Workshops


Setting Your Rates

By Karen O’Keefe, WIW Member

Three panelists at WIW's Feb. 15 Workshop_Lisa Daniel, Ken Norkin and Joseph Barbato_discussed how to determine freelancer fees for commercial clients. Their advice? Charge higher.

How much should a new freelancer charge? Much more than most think.

Daniel, a writer, career expert and principal of Writer Inc. urged freelancers to do research and lots of networking. “Start telling people your rates and wait for a reaction. If you charge too little, they will think you aren’t worth it. Have a ballpark figure in mind and then charge high."
Norkin, copywriter/consultant and principal of KN Creative, said he learned the hard way about setting rates. When he first got into the business, he was always, always overly optimistic. “I was a terrible estimator,” he said.

Now Norkin emphasizes the absolute necessity for accurate time-tracking and record keeping. In 2004, he said he earned significantly more than his targeted billing rate by “quoting project fees aggressively and working efficiently.”

According to Norkin, and his colleagues, a freelancer determines fees by assessing his individual situation through the usage of business principles before setting his income objective.
“Price aggressively. The higher you charge, the closer you come to earning your income goal,” Norkin said. "I believe in one rate whether it's writing or copy editing. You get paid for the value of the work you produce, not how many hours it takes."

“Fees," according to Norkin, "should rise over time. If business costs increase or if clients never balk at rates, you are charging too little.”

Norkin also suggests that freelancers send their clients a letter of agreement to be signed by the client and returned to the writer that outlines the writer’s exact understanding of the nature and scope of the project and the agreed upon fee.

Barbato, a long-time commercial writer and consultant and president of WIW and Barbato Associates, made these observations: “Companies pay writers for time, their thoughts, their expertise. . . . . Sometimes writers are timid about asking for their fee. You can't be that way. Know what you are going to charge and ask for it."

Barbato said that factors determining a freelance writer’s rate should include a monthly income goal and an area’s “going rate." He said that "a company will pay more in the Washington, D.C., area than one in a small town in Virginia.”

Writers should assume that they would earn a lower fee whenever an ad agency is involved.
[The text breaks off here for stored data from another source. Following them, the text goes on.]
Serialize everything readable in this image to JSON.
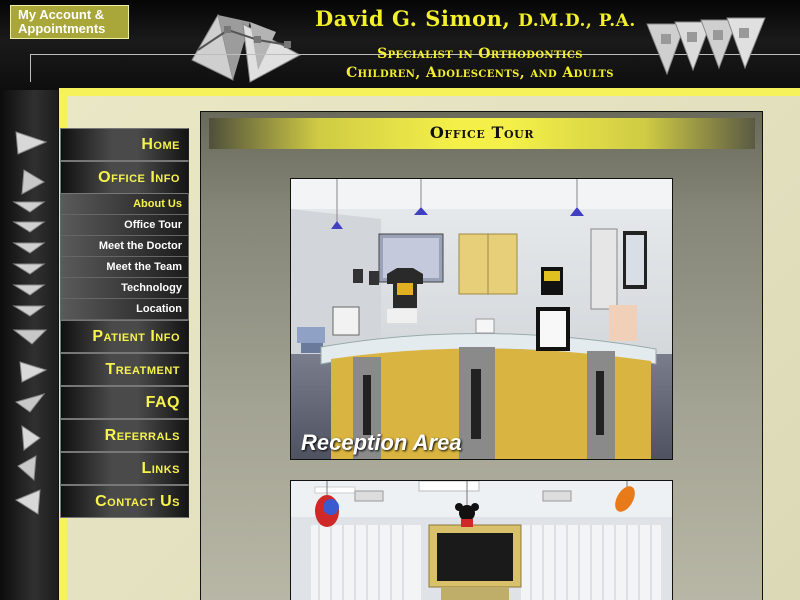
{
  "header": {
    "account_line1": "My Account &",
    "account_line2": "Appointments",
    "practice_name": "David G. Simon,",
    "practice_suffix": "D.M.D., P.A.",
    "specialty_line1": "Specialist in Orthodontics",
    "specialty_line2": "Children, Adolescents, and Adults"
  },
  "nav": {
    "home": "Home",
    "office_info": "Office Info",
    "sub_items": [
      "About Us",
      "Office Tour",
      "Meet the Doctor",
      "Meet the Team",
      "Technology",
      "Location"
    ],
    "patient_info": "Patient Info",
    "treatment": "Treatment",
    "faq": "FAQ",
    "referrals": "Referrals",
    "links": "Links",
    "contact_us": "Contact Us"
  },
  "content": {
    "title": "Office Tour",
    "photo1_caption": "Reception Area"
  },
  "colors": {
    "accent_yellow": "#f3f02a",
    "background_dark": "#1c1c1c",
    "frame_yellow": "#f6f35a"
  },
  "icons": [
    "triangle-logo-icon",
    "triangle-deco-icon"
  ]
}
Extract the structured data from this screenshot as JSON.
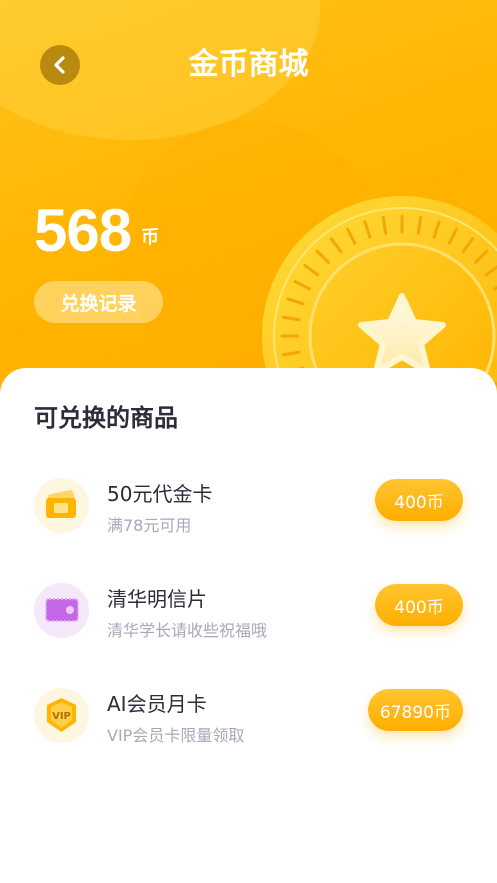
{
  "header": {
    "title": "金币商城"
  },
  "balance": {
    "amount": "568",
    "unit": "币"
  },
  "record_button": "兑换记录",
  "section": {
    "title": "可兑换的商品"
  },
  "items": [
    {
      "name": "50元代金卡",
      "desc": "满78元可用",
      "price": "400币",
      "icon": "voucher-icon"
    },
    {
      "name": "清华明信片",
      "desc": "清华学长请收些祝福哦",
      "price": "400币",
      "icon": "postcard-icon"
    },
    {
      "name": "AI会员月卡",
      "desc": "VIP会员卡限量领取",
      "price": "67890币",
      "icon": "vip-badge-icon",
      "badge_text": "VIP"
    }
  ],
  "colors": {
    "accent": "#ffb400",
    "price_button": "#ffae00",
    "text_dark": "#2b2d3a",
    "text_muted": "#a6a9b8"
  }
}
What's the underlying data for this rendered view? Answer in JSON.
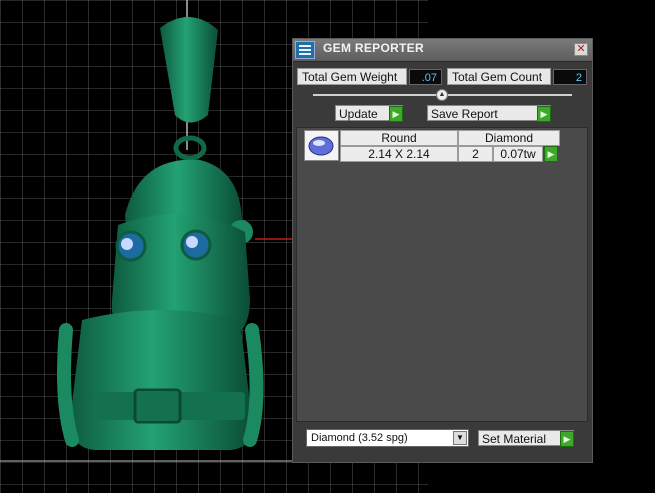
{
  "window": {
    "title": "GEM REPORTER",
    "close_glyph": "✕"
  },
  "summary": {
    "total_weight_label": "Total Gem Weight",
    "total_weight_value": ".07",
    "total_count_label": "Total Gem Count",
    "total_count_value": "2"
  },
  "buttons": {
    "update_label": "Update",
    "save_report_label": "Save Report",
    "set_material_label": "Set Material"
  },
  "table": {
    "header": {
      "shape": "Round",
      "material": "Diamond"
    },
    "rows": [
      {
        "size": "2.14 X 2.14",
        "count": "2",
        "weight": "0.07tw"
      }
    ]
  },
  "material_select": {
    "selected": "Diamond     (3.52 spg)"
  },
  "icons": {
    "app": "gem-reporter-app-icon",
    "go": "green-arrow-icon",
    "gem": "round-gem-icon"
  },
  "colors": {
    "panel": "#3a3a3a",
    "value_text": "#5fc8ff",
    "go_green": "#3ea82a",
    "model_green": "#1f8f63"
  }
}
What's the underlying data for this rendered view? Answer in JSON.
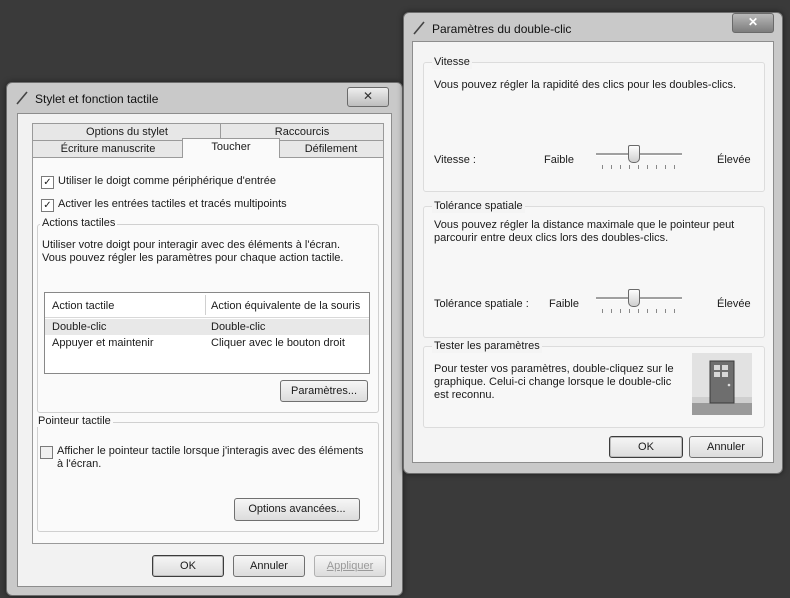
{
  "win1": {
    "title": "Stylet et fonction tactile",
    "tabs_top": [
      "Options du stylet",
      "Raccourcis"
    ],
    "tabs_bottom": [
      "Écriture manuscrite",
      "Toucher",
      "Défilement"
    ],
    "chk_finger": "Utiliser le doigt comme périphérique d'entrée",
    "chk_multitouch": "Activer les entrées tactiles et tracés multipoints",
    "actions_legend": "Actions tactiles",
    "actions_desc1": "Utiliser votre doigt pour interagir avec des éléments à l'écran.",
    "actions_desc2": "Vous pouvez régler les paramètres pour chaque action tactile.",
    "list": {
      "headers": [
        "Action tactile",
        "Action équivalente de la souris"
      ],
      "rows": [
        [
          "Double-clic",
          "Double-clic"
        ],
        [
          "Appuyer et maintenir",
          "Cliquer avec le bouton droit"
        ]
      ]
    },
    "settings_btn": "Paramètres...",
    "pointer_legend": "Pointeur tactile",
    "pointer_chk_l1": "Afficher le pointeur tactile lorsque j'interagis avec des éléments",
    "pointer_chk_l2": "à l'écran.",
    "advanced_btn": "Options avancées...",
    "ok": "OK",
    "cancel": "Annuler",
    "apply": "Appliquer"
  },
  "win2": {
    "title": "Paramètres du double-clic",
    "speed_legend": "Vitesse",
    "speed_desc": "Vous pouvez régler la rapidité des clics pour les doubles-clics.",
    "speed_label": "Vitesse :",
    "speed_low": "Faible",
    "speed_high": "Élevée",
    "tol_legend": "Tolérance spatiale",
    "tol_desc1": "Vous pouvez régler la distance maximale que le pointeur peut",
    "tol_desc2": "parcourir entre deux clics lors des doubles-clics.",
    "tol_label": "Tolérance spatiale :",
    "tol_low": "Faible",
    "tol_high": "Élevée",
    "test_legend": "Tester les paramètres",
    "test_desc1": "Pour tester vos paramètres, double-cliquez sur le",
    "test_desc2": "graphique. Celui-ci change lorsque le double-clic",
    "test_desc3": "est reconnu.",
    "ok": "OK",
    "cancel": "Annuler"
  }
}
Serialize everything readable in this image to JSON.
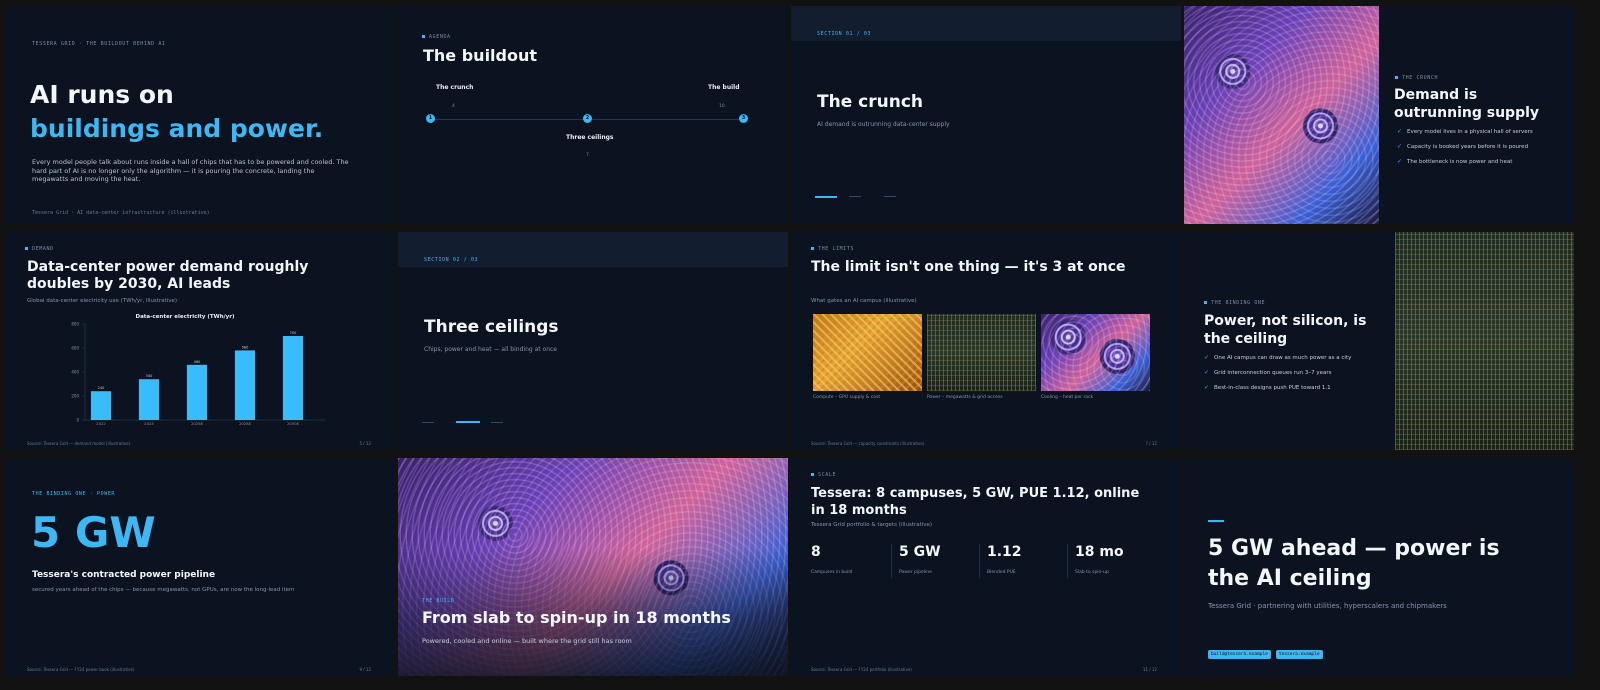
{
  "s1": {
    "kicker": "TESSERA GRID · THE BUILDOUT BEHIND AI",
    "title_line1": "AI runs on",
    "title_line2": "buildings and power.",
    "body": "Every model people talk about runs inside a hall of chips that has to be powered and cooled. The hard part of AI is no longer only the algorithm — it is pouring the concrete, landing the megawatts and moving the heat.",
    "footer": "Tessera Grid · AI data-center infrastructure (illustrative)"
  },
  "s2": {
    "kicker": "AGENDA",
    "title": "The buildout",
    "items": [
      {
        "num": "1",
        "label": "The crunch",
        "page": "4"
      },
      {
        "num": "2",
        "label": "Three ceilings",
        "page": "7"
      },
      {
        "num": "3",
        "label": "The build",
        "page": "10"
      }
    ]
  },
  "s3": {
    "kicker": "SECTION 01 / 03",
    "title": "The crunch",
    "sub": "AI demand is outrunning data-center supply"
  },
  "s4": {
    "kicker": "THE CRUNCH",
    "title": "Demand is outrunning supply",
    "bullets": [
      "Every model lives in a physical hall of servers",
      "Capacity is booked years before it is poured",
      "The bottleneck is now power and heat"
    ]
  },
  "s5": {
    "kicker": "DEMAND",
    "title": "Data-center power demand roughly doubles by 2030, AI leads",
    "sub": "Global data-center electricity use (TWh/yr, illustrative)",
    "footer": "Source: Tessera Grid — demand model (illustrative)",
    "page": "5 / 12"
  },
  "chart_data": {
    "type": "bar",
    "title": "Data-center electricity (TWh/yr)",
    "categories": [
      "2022",
      "2024",
      "2026E",
      "2028E",
      "2030E"
    ],
    "values": [
      240,
      340,
      460,
      580,
      700
    ],
    "data_labels": [
      "240",
      "340",
      "460",
      "580",
      "700"
    ],
    "ylim": [
      0,
      800
    ],
    "yticks": [
      0,
      200,
      400,
      600,
      800
    ],
    "grid": false,
    "color": "#38bdf8"
  },
  "s6": {
    "kicker": "SECTION 02 / 03",
    "title": "Three ceilings",
    "sub": "Chips, power and heat — all binding at once"
  },
  "s7": {
    "kicker": "THE LIMITS",
    "title": "The limit isn't one thing — it's 3 at once",
    "sub": "What gates an AI campus (illustrative)",
    "cards": [
      {
        "caption": "Compute – GPU supply & cost"
      },
      {
        "caption": "Power – megawatts & grid access"
      },
      {
        "caption": "Cooling – heat per rack"
      }
    ],
    "footer": "Source: Tessera Grid — capacity constraints (illustrative)",
    "page": "7 / 12"
  },
  "s8": {
    "kicker": "THE BINDING ONE",
    "title": "Power, not silicon, is the ceiling",
    "bullets": [
      "One AI campus can draw as much power as a city",
      "Grid interconnection queues run 3–7 years",
      "Best-in-class designs push PUE toward 1.1"
    ]
  },
  "s9": {
    "kicker": "THE BINDING ONE · POWER",
    "big": "5 GW",
    "title": "Tessera's contracted power pipeline",
    "sub": "secured years ahead of the chips — because megawatts, not GPUs, are now the long-lead item",
    "footer": "Source: Tessera Grid — FY24 power book (illustrative)",
    "page": "9 / 12"
  },
  "s10": {
    "kicker": "THE BUILD",
    "title": "From slab to spin-up in 18 months",
    "sub": "Powered, cooled and online — built where the grid still has room"
  },
  "s11": {
    "kicker": "SCALE",
    "title": "Tessera: 8 campuses, 5 GW, PUE 1.12, online in 18 months",
    "sub": "Tessera Grid portfolio & targets (illustrative)",
    "stats": [
      {
        "value": "8",
        "label": "Campuses in build"
      },
      {
        "value": "5 GW",
        "label": "Power pipeline"
      },
      {
        "value": "1.12",
        "label": "Blended PUE"
      },
      {
        "value": "18 mo",
        "label": "Slab to spin-up"
      }
    ],
    "footer": "Source: Tessera Grid — FY24 portfolio (illustrative)",
    "page": "11 / 12"
  },
  "s12": {
    "title": "5 GW ahead — power is the AI ceiling",
    "sub": "Tessera Grid · partnering with utilities, hyperscalers and chipmakers",
    "pills": [
      "build@tessera.example",
      "tessera.example"
    ]
  }
}
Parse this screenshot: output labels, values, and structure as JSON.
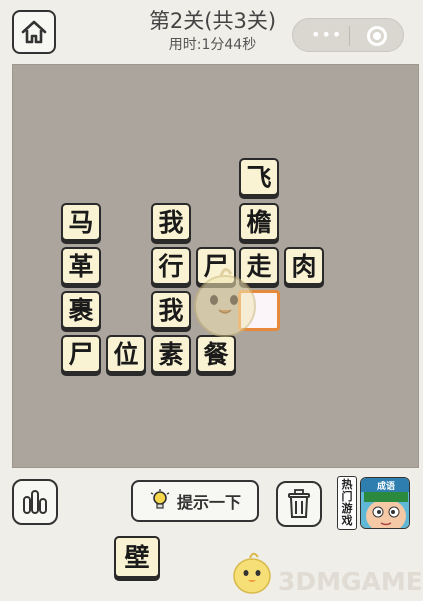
{
  "header": {
    "title": "第2关(共3关)",
    "timer": "用时:1分44秒",
    "capsule_more": "•••"
  },
  "board": {
    "tiles": [
      {
        "char": "飞"
      },
      {
        "char": "马"
      },
      {
        "char": "我"
      },
      {
        "char": "檐"
      },
      {
        "char": "革"
      },
      {
        "char": "行"
      },
      {
        "char": "尸"
      },
      {
        "char": "走"
      },
      {
        "char": "肉"
      },
      {
        "char": "裹"
      },
      {
        "char": "我"
      },
      {
        "char": ""
      },
      {
        "char": "尸"
      },
      {
        "char": "位"
      },
      {
        "char": "素"
      },
      {
        "char": "餐"
      }
    ]
  },
  "toolbar": {
    "hint_label": "提示一下",
    "hot_games_label": [
      "热",
      "门",
      "游",
      "戏"
    ],
    "game_thumb_label": "成语"
  },
  "candidates": [
    {
      "char": "壁"
    }
  ],
  "watermark": {
    "brand": "3DMGAME"
  }
}
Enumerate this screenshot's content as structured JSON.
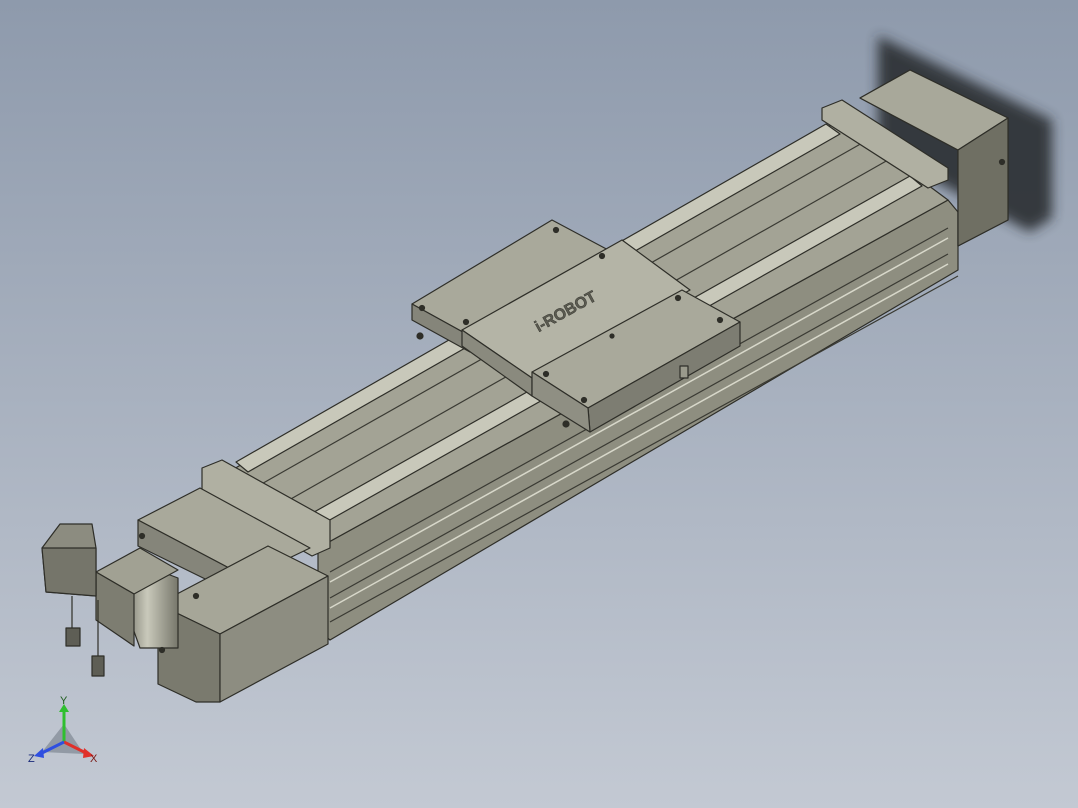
{
  "viewport": {
    "background_top": "#8e9aac",
    "background_bottom": "#c3c9d3"
  },
  "model": {
    "brand_logo": "i-ROBOT",
    "body_color": "#9a9a8c",
    "dark_color": "#6e6e62",
    "light_color": "#bcbcae",
    "edge_color": "#2e2e28"
  },
  "triad": {
    "x_label": "X",
    "y_label": "Y",
    "z_label": "Z",
    "x_color": "#e0302a",
    "y_color": "#2fbf2f",
    "z_color": "#2f4fe0"
  }
}
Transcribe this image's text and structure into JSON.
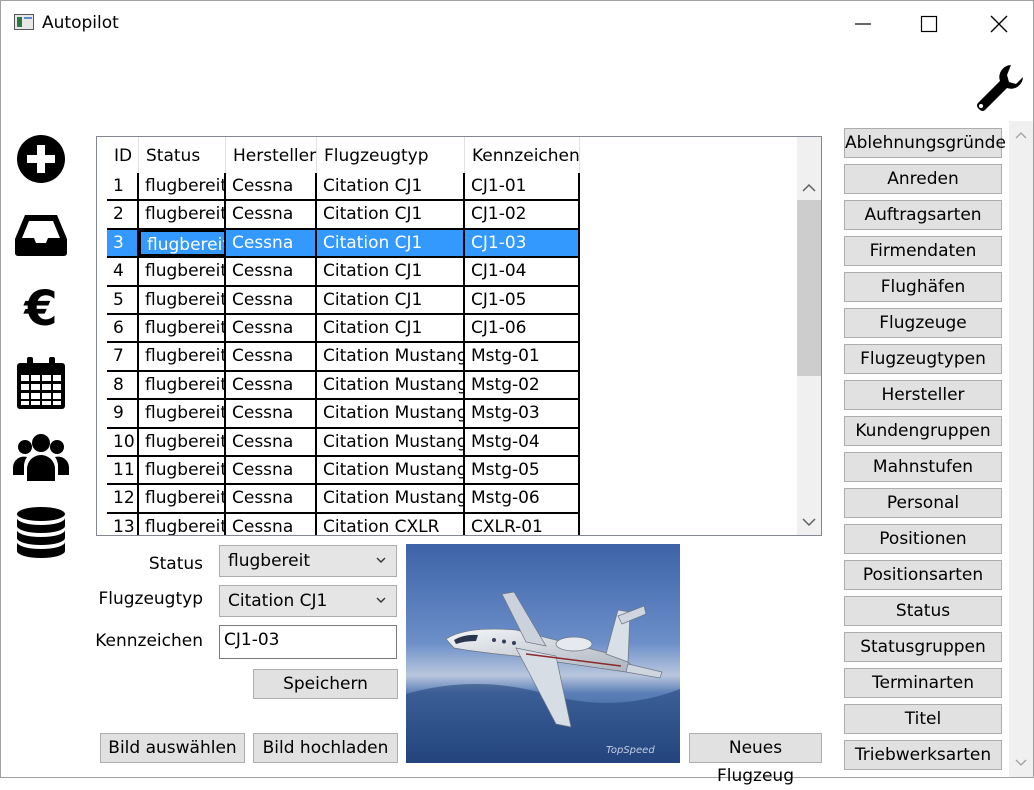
{
  "window": {
    "title": "Autopilot"
  },
  "grid": {
    "columns": [
      "ID",
      "Status",
      "Hersteller",
      "Flugzeugtyp",
      "Kennzeichen"
    ],
    "rows": [
      [
        "1",
        "flugbereit",
        "Cessna",
        "Citation CJ1",
        "CJ1-01"
      ],
      [
        "2",
        "flugbereit",
        "Cessna",
        "Citation CJ1",
        "CJ1-02"
      ],
      [
        "3",
        "flugbereit",
        "Cessna",
        "Citation CJ1",
        "CJ1-03"
      ],
      [
        "4",
        "flugbereit",
        "Cessna",
        "Citation CJ1",
        "CJ1-04"
      ],
      [
        "5",
        "flugbereit",
        "Cessna",
        "Citation CJ1",
        "CJ1-05"
      ],
      [
        "6",
        "flugbereit",
        "Cessna",
        "Citation CJ1",
        "CJ1-06"
      ],
      [
        "7",
        "flugbereit",
        "Cessna",
        "Citation Mustang",
        "Mstg-01"
      ],
      [
        "8",
        "flugbereit",
        "Cessna",
        "Citation Mustang",
        "Mstg-02"
      ],
      [
        "9",
        "flugbereit",
        "Cessna",
        "Citation Mustang",
        "Mstg-03"
      ],
      [
        "10",
        "flugbereit",
        "Cessna",
        "Citation Mustang",
        "Mstg-04"
      ],
      [
        "11",
        "flugbereit",
        "Cessna",
        "Citation Mustang",
        "Mstg-05"
      ],
      [
        "12",
        "flugbereit",
        "Cessna",
        "Citation Mustang",
        "Mstg-06"
      ],
      [
        "13",
        "flugbereit",
        "Cessna",
        "Citation CXLR",
        "CXLR-01"
      ]
    ],
    "selected_row": 2
  },
  "form": {
    "status_label": "Status",
    "status_value": "flugbereit",
    "type_label": "Flugzeugtyp",
    "type_value": "Citation CJ1",
    "reg_label": "Kennzeichen",
    "reg_value": "CJ1-03",
    "save": "Speichern",
    "choose_image": "Bild auswählen",
    "upload_image": "Bild hochladen",
    "new_aircraft": "Neues Flugzeug",
    "watermark": "TopSpeed"
  },
  "sidebar_icons": [
    "add-icon",
    "inbox-icon",
    "euro-icon",
    "calendar-icon",
    "users-icon",
    "database-icon"
  ],
  "settings_icon": "wrench-icon",
  "right_menu": [
    "Ablehnungsgründe",
    "Anreden",
    "Auftragsarten",
    "Firmendaten",
    "Flughäfen",
    "Flugzeuge",
    "Flugzeugtypen",
    "Hersteller",
    "Kundengruppen",
    "Mahnstufen",
    "Personal",
    "Positionen",
    "Positionsarten",
    "Status",
    "Statusgruppen",
    "Terminarten",
    "Titel",
    "Triebwerksarten"
  ],
  "colors": {
    "selection": "#3399ff",
    "button": "#e1e1e1",
    "scrollbar": "#f0f0f0"
  }
}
Writers will make less with a middleman in place, Barbato explained.
Other significant factors include the writer’s level of expertise and the depth of the client’s pockets.

“In the end," Barbato advised, “arrive at a fee that works for you and the client. Don't let insecurity drive the fee you ask for. You just can't charge enough. Take a risk with a new client just to see what happens.

The good news from Barbato is that “Usually they pay.”